Time gets away from me. And I have so much to share with you.
I want to tell you about the National Stationery Show and how good it felt to be there. To show up again.
And I want to share about Squam Art Workshops. About all the magic. And that each time I am there the magic is a little different, but what I need to see and feel at that moment.
Both of theses experiences need to be separate because they are so rich. So I will come back to them.
The other day I wanted to catch up with an amazing store in Kansas City who carries my work. So I looked at their blog. And I felt like I had just had coffee with them.
I wanted you to feel like that if you checked in here; as if we had just shared a cup of coffee. So here are some glimpses of my summer. Our tiny moments are easier to loose, aren't they? Yet they are what we need to remember most. And the most interesting. So get some coffee. Or tea. And stay a minute. Or two. With me.
What you don't see is I am sitting at the end of the bed with my first cup of coffee. I wish it was earlier than it is. But sleep has been washing over me deeply these past few weeks. And my first moments each day are here. With this amazing young woman and her chihuahua.
At some point, I go to the raspberry bushes. Picking what grows in my yard brings me such joy. And I fight the beetles daily. I have no idea if I am winning or losing. I think one is hiding here. And think we are both winning, which means I am losing.

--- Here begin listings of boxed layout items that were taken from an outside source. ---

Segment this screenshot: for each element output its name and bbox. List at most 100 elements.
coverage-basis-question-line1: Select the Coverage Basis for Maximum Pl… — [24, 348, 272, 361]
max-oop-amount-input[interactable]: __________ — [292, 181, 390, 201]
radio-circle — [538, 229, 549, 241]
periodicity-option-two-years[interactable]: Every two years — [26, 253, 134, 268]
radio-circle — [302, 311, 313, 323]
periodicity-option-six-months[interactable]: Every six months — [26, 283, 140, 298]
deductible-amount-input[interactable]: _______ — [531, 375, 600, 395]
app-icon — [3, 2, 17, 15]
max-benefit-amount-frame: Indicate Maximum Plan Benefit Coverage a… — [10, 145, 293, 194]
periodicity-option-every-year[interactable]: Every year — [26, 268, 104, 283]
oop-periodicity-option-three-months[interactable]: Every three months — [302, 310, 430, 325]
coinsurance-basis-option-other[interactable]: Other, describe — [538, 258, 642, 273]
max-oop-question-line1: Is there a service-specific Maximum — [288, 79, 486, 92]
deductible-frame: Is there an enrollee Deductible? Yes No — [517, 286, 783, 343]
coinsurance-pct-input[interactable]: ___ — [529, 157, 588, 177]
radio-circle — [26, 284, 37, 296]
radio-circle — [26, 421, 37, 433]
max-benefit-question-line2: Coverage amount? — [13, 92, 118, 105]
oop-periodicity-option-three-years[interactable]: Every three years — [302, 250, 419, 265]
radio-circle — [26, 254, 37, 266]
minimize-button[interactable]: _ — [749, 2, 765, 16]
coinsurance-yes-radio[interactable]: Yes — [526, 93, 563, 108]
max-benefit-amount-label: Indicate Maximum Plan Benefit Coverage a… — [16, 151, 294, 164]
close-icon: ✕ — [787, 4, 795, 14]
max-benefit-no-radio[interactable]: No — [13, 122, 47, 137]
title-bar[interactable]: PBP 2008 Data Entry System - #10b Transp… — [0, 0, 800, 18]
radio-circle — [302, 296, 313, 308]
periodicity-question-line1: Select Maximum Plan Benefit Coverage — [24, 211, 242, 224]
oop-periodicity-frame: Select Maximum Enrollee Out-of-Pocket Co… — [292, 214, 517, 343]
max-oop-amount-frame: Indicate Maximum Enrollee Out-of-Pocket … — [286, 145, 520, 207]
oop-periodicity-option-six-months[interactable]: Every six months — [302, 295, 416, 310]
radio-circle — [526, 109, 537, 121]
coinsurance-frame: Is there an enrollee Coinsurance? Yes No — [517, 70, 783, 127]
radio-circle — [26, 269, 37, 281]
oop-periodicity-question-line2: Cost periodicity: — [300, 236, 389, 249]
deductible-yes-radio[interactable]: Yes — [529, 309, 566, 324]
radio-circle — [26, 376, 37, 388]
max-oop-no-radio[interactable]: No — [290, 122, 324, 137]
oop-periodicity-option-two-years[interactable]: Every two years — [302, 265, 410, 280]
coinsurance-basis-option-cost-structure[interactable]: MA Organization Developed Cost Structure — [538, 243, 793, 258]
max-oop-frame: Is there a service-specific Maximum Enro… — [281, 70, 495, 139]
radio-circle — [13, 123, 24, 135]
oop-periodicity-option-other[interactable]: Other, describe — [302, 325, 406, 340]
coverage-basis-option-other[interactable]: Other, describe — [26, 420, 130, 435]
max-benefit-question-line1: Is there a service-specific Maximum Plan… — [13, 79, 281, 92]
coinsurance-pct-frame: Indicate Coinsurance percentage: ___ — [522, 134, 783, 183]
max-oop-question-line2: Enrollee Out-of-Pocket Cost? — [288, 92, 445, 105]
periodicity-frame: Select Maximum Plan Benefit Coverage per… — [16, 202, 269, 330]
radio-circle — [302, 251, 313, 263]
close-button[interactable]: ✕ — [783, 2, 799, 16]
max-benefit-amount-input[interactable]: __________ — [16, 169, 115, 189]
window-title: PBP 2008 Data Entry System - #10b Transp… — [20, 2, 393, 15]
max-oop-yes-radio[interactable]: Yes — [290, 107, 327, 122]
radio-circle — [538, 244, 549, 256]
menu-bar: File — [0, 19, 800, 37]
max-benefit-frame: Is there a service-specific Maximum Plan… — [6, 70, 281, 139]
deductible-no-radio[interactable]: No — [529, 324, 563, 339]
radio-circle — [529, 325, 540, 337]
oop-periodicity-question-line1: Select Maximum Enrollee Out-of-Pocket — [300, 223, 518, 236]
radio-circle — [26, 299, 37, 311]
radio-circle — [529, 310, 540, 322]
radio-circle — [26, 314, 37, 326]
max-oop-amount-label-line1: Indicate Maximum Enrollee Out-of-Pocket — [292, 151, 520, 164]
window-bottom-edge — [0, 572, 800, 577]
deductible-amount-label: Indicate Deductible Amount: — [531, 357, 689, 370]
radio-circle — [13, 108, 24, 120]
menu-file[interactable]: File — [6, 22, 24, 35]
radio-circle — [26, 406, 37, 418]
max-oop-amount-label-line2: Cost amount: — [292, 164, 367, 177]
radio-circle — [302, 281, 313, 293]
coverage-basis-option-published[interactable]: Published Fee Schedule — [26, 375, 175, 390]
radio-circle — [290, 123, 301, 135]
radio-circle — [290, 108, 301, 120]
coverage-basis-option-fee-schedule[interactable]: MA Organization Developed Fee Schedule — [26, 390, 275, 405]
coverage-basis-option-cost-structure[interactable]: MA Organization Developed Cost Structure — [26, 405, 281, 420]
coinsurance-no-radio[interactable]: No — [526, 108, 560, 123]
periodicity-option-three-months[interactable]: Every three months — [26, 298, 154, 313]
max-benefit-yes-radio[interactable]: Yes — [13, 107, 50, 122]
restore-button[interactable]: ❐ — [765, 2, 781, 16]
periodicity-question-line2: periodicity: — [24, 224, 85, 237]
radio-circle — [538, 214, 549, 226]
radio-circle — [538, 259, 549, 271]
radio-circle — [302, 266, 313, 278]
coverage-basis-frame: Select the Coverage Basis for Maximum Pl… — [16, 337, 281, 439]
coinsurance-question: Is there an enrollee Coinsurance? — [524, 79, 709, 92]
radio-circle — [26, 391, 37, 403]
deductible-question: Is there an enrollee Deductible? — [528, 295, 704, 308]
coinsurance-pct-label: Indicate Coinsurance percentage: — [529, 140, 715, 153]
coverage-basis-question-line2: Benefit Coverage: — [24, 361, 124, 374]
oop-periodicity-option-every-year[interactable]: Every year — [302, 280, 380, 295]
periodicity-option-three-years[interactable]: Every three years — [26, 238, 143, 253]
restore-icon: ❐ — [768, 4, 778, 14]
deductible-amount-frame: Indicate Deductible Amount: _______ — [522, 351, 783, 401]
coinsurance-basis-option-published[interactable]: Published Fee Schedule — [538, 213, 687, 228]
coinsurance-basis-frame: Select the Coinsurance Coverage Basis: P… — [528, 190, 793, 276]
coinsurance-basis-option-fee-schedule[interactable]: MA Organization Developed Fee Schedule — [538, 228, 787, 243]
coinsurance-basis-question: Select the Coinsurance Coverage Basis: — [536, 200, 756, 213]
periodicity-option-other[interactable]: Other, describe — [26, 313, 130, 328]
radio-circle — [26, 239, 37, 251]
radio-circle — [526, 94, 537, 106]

A road trip to Providence, Rhoade Island. My and my sweetie. Together yet separate. I head to the RISD Museum as he bikes through the neighborhoods. I follow the sunlight celebrating the spaces in our togetherness.
And then I am inside RISD standing with greatness. Feeling inspired and worthy.
Back on the road again.
Grateful for a tiny watercolor set that my daughter bought for me. Not bothered by traffic, I paint and sew. I don't want to be bothered by small things when I can think and be creative.
We head back to Holderness, New Hampshire. My happy place where Squam Art Workshops are held. A place I was just at a three weeks ago.
It is rainy, but I see beauty everywhere.
Especially on this lake. I realize that no matter how many people I bring to this place, there is a magic that I feel here that is mine alone.
It is about 7am when this photo was taken. I have a book in my lap and a tall cup of coffee balanced in the back of the canoe. Soon the boat will meander and the wind will pick up. We will have to row hard back. My perfect gym.
I had to fill out forms for a background check as my daughter and I get ready for our third mission trip to the Bahamas this month. I needed all my past addresses, which I had forgotten. But my mom kept track of everyone one of them and every friend I ever had in this little book. And every birthday too. It was so much more than an address book to her. I miss her. Thank you mom for all these notes. And for your help. Always. xo.
And then there is this. That moment when I pull away from my studio. And the corn is growing high. And the sun is heading down.
And all is really good in my world.
And we are pretty caught up now. How about you? What would you tell me over coffee?
**I like rich coffee with one Truvia and a bit of cream. And I will post soon about the big stuff.